Introduction

The early 1990s… Life is very fast… Guiness is a beer brand. A beer that foams a lot when poured into the glass and takes minutes to pour… Guiness was bleeding all over the UK Islands in those years because people didn't want to wait for it? Customers sang a beer in bars, pubs, and other spirits, the bartender fills two-thirds of the glass, waits for the foam to settle, and continues. It's a long and slow ritual.

Body

Think for a moment, what would you do if you were the owner or marketing manager of that brand? Decreasing sales day by day, stress inversely proportional to decreasing turnover ...

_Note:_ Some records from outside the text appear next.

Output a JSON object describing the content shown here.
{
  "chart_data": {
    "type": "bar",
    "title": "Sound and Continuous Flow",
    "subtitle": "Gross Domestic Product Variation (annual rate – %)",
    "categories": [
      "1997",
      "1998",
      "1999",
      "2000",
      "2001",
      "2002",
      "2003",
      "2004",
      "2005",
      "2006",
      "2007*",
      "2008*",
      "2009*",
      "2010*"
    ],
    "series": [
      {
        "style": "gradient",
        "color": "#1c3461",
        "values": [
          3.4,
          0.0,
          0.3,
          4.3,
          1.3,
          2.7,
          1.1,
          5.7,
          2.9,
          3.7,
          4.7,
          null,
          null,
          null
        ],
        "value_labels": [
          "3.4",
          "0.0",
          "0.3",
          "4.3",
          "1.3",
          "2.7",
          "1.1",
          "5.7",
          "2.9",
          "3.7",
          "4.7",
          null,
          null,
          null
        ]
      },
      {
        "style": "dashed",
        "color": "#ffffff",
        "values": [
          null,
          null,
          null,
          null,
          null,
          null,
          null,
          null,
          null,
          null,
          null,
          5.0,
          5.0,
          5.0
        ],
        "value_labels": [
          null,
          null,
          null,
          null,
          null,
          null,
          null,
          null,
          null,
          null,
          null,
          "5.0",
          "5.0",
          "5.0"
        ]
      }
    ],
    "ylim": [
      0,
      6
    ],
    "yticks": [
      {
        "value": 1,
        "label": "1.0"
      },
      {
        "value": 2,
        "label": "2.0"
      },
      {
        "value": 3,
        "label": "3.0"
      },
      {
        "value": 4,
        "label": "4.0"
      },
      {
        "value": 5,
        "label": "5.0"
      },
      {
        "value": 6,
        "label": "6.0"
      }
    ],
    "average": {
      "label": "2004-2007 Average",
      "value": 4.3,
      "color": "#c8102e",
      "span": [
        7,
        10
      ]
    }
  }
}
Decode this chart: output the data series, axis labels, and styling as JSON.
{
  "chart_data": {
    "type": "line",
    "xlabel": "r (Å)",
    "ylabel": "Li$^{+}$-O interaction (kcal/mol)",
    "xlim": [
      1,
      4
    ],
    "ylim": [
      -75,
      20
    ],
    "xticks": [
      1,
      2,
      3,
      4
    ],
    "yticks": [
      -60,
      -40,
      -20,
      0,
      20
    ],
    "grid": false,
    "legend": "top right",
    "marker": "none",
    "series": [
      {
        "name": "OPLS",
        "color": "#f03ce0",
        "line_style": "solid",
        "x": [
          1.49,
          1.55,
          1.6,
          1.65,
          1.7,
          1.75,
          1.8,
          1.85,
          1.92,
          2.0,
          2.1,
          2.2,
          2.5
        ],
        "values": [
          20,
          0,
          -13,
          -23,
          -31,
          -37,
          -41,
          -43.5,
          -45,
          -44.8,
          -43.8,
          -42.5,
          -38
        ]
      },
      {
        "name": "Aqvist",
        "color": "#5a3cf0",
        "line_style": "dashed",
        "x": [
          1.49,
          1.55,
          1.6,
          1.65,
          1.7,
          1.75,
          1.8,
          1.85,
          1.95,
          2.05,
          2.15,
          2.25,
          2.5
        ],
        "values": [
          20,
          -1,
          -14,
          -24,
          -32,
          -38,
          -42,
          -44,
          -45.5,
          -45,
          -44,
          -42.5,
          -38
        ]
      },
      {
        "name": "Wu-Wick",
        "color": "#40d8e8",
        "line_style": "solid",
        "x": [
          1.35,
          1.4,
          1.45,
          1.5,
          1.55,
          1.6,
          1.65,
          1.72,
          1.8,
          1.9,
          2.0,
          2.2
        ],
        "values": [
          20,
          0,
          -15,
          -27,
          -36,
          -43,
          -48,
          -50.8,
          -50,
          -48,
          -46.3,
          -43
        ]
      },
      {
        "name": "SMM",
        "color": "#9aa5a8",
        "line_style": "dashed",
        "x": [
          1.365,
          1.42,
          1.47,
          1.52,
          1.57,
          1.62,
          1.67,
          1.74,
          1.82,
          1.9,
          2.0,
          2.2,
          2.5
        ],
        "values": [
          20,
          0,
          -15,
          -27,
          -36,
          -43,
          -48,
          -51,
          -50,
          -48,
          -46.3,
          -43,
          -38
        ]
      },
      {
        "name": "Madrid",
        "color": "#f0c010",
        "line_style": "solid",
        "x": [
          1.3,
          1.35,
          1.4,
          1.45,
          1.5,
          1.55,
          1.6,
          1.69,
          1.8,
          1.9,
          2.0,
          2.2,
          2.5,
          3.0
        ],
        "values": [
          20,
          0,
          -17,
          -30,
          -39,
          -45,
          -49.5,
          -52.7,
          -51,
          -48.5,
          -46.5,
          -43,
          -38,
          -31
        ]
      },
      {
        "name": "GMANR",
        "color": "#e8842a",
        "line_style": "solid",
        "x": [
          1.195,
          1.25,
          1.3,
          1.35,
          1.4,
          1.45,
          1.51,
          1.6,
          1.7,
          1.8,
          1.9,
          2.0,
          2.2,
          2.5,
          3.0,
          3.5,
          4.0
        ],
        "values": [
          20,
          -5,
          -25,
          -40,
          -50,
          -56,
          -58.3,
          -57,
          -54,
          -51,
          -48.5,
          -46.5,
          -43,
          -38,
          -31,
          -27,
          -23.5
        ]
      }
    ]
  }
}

You would probably do research and development to find a remedy to prevent the beer from foaming, or blame the customers. Saying 'they are not waiting', 'the people do not understand us!'.

An Important Update

So what did Guiness do? This discomfort turned foaming into a virtue, a ritual among consumers. How did this happen? By changing advertising campaigns. 'Those who are patient deserve good things.' A perfect glass fills in only 119.53 seconds'. They even filmed a commercial to describe how to pour the beer from a Guiness bottle into a glass. The initially uncomfortable spilling of beer became a ritual shared by the users.

Conclusion

Marketing relies heavily on this point. Users share a common value or a ritual. The transformation of the product into a consumer culture. Follow your customers, listen to their advice. But not all. If you had prevented the beer from frothing at the first moment you encountered this problem, it would have been. There are probably many beer brands that do so. But we don't know their names and stories.

Look around you! There is a Mercedes culture, right? Common points of people who use this product without separating brands and models… or an Apple culture, Harley Davidson…

 

The quality and affordabilty of your product doesn't matter, what matters is the kind of ritual the consumers have with this product. Build a culture around your product with proper branding!